1.3 You are kindly requested to review the Personal Data Notice to understand how we manage personal data.
2. Data controller
2.1 NJORD is located in Copenhagen at Pilestræde 58, 1112 Copenhagen K, and in Århus at Åboulevarden 17, 8000 Århus C.
2.2 We represent film producers (the ”Rights Holders”) with a view to stop and prosecute copyright infringement.
2.3 As a law firm, we are data controllers of the personal data received by us as a part of the case management.
2.4 All data are stored on secure servers in Denmark.
3. Data processed by us
3.1 Initially, we collect the IP address and time and place of the copyright infringement, including the film title in question. The collection takes place by an independent third party, who can track and monitor data traffic, including identify IP addresses illegally downloading or sharing files.
3.2 Subsequently, we collect name and address of the owner of the internet connection to which the IP address belongs. The collection takes place through the owner’s internet provider, who is imposed to provide the personal data based on a court order. If necessary, we collect additional information about the owner of the IP address from publicly available sources.

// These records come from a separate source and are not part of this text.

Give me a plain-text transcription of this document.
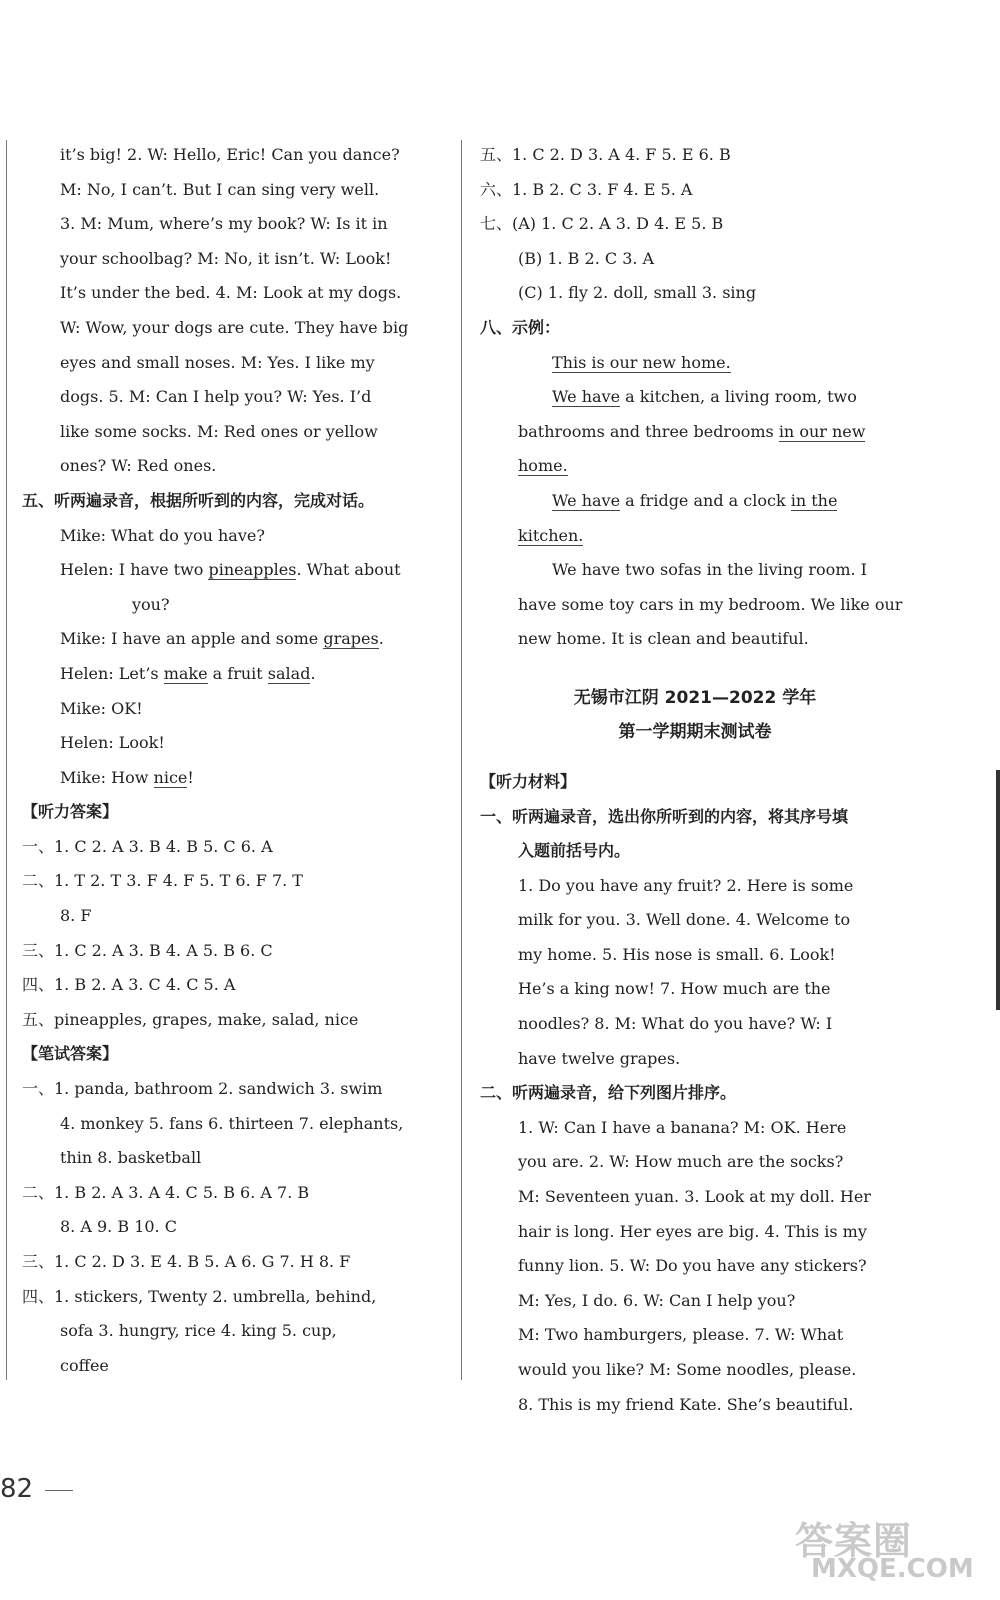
it’s big! 2. W: Hello, Eric! Can you dance?
M: No, I can’t. But I can sing very well.
3. M: Mum, where’s my book? W: Is it in
your schoolbag? M: No, it isn’t. W: Look!
It’s under the bed. 4. M: Look at my dogs.
W: Wow, your dogs are cute. They have big
eyes and small noses. M: Yes. I like my
dogs. 5. M: Can I help you? W: Yes. I’d
like some socks. M: Red ones or yellow
ones? W: Red ones.
五、听两遍录音，根据所听到的内容，完成对话。
Mike: What do you have?
Helen: I have two pineapples. What about
you?
Mike: I have an apple and some grapes.
Helen: Let’s make a fruit salad.
Mike: OK!
Helen: Look!
Mike: How nice!
【听力答案】
一、1. C 2. A 3. B 4. B 5. C 6. A
二、1. T 2. T 3. F 4. F 5. T 6. F 7. T
8. F
三、1. C 2. A 3. B 4. A 5. B 6. C
四、1. B 2. A 3. C 4. C 5. A
五、pineapples, grapes, make, salad, nice
【笔试答案】
一、1. panda, bathroom 2. sandwich 3. swim
4. monkey 5. fans 6. thirteen 7. elephants,
thin 8. basketball
二、1. B 2. A 3. A 4. C 5. B 6. A 7. B
8. A 9. B 10. C
三、1. C 2. D 3. E 4. B 5. A 6. G 7. H 8. F
四、1. stickers, Twenty 2. umbrella, behind,
sofa 3. hungry, rice 4. king 5. cup,
coffee
五、1. C 2. D 3. A 4. F 5. E 6. B
六、1. B 2. C 3. F 4. E 5. A
七、(A) 1. C 2. A 3. D 4. E 5. B
(B) 1. B 2. C 3. A
(C) 1. fly 2. doll, small 3. sing
八、示例：
This is our new home.
We have a kitchen, a living room, two
bathrooms and three bedrooms in our new
home.
We have a fridge and a clock in the
kitchen.
We have two sofas in the living room. I
have some toy cars in my bedroom. We like our
new home. It is clean and beautiful.
无锡市江阴 2021—2022 学年
第一学期期末测试卷
【听力材料】
一、听两遍录音，选出你所听到的内容，将其序号填
入题前括号内。
1. Do you have any fruit? 2. Here is some
milk for you. 3. Well done. 4. Welcome to
my home. 5. His nose is small. 6. Look!
He’s a king now! 7. How much are the
noodles? 8. M: What do you have? W: I
have twelve grapes.
二、听两遍录音，给下列图片排序。
1. W: Can I have a banana? M: OK. Here
you are. 2. W: How much are the socks?
M: Seventeen yuan. 3. Look at my doll. Her
hair is long. Her eyes are big. 4. This is my
funny lion. 5. W: Do you have any stickers?
M: Yes, I do. 6. W: Can I help you?
M: Two hamburgers, please. 7. W: What
would you like? M: Some noodles, please.
8. This is my friend Kate. She’s beautiful.
82
答案圈
MXQE.COM
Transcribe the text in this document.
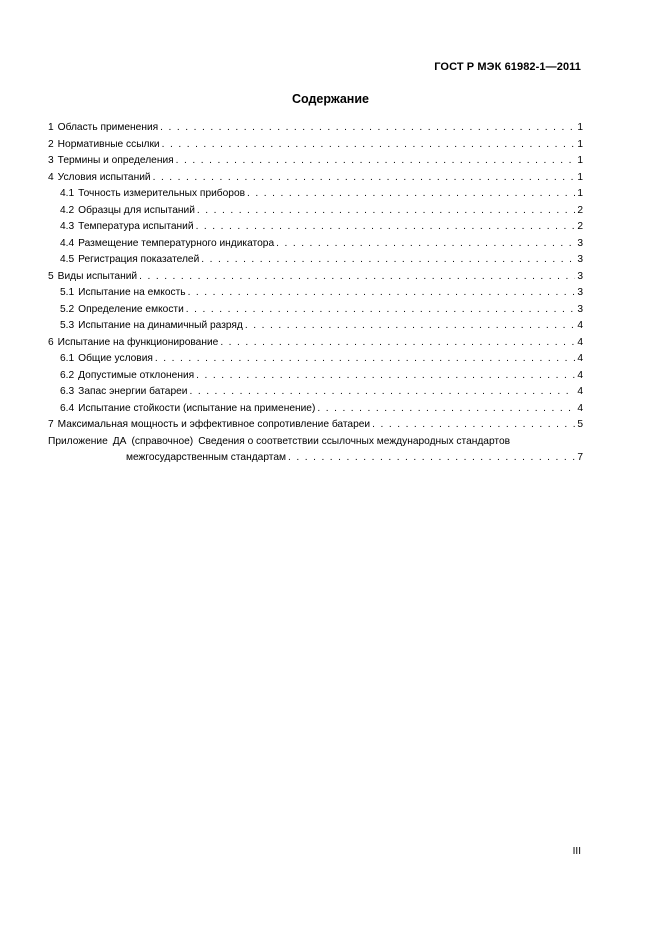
ГОСТ Р МЭК 61982-1—2011
Содержание
1 Область применения . . .	1
2 Нормативные ссылки . . .	1
3 Термины и определения . . .	1
4 Условия испытаний . . .	1
4.1 Точность измерительных приборов . . .	1
4.2 Образцы для испытаний . . .	2
4.3 Температура испытаний . . .	2
4.4 Размещение температурного индикатора . . .	3
4.5 Регистрация показателей . . .	3
5 Виды испытаний . . .	3
5.1 Испытание на емкость . . .	3
5.2 Определение емкости . . .	3
5.3 Испытание на динамичный разряд . . .	4
6 Испытание на функционирование . . .	4
6.1 Общие условия . . .	4
6.2 Допустимые отклонения . . .	4
6.3 Запас энергии батареи . . .	4
6.4 Испытание стойкости (испытание на применение) . . .	4
7 Максимальная мощность и эффективное сопротивление батареи . . .	5
Приложение ДА (справочное) Сведения о соответствии ссылочных международных стандартов
межгосударственным стандартам . . .	7
III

3.3 When we have collected data about an illegal activity, we send a letter to the owner of the IP address with a view to prosecute the activity on behalf of the Rights Holders. If we receive additional personal data via the correspondence (e.g. an email address), we will also be processing such data as part of the case management.
3.4 Generally, we consider the owner of the IP address and the person who has infringed the copyrights as one and the same person. We continue to do so until proved otherwise.
4. Basis for the processing
4.1 Personal data processed by us are limited to what is strictly necessary to investigate and prosecute infringement of copyrights.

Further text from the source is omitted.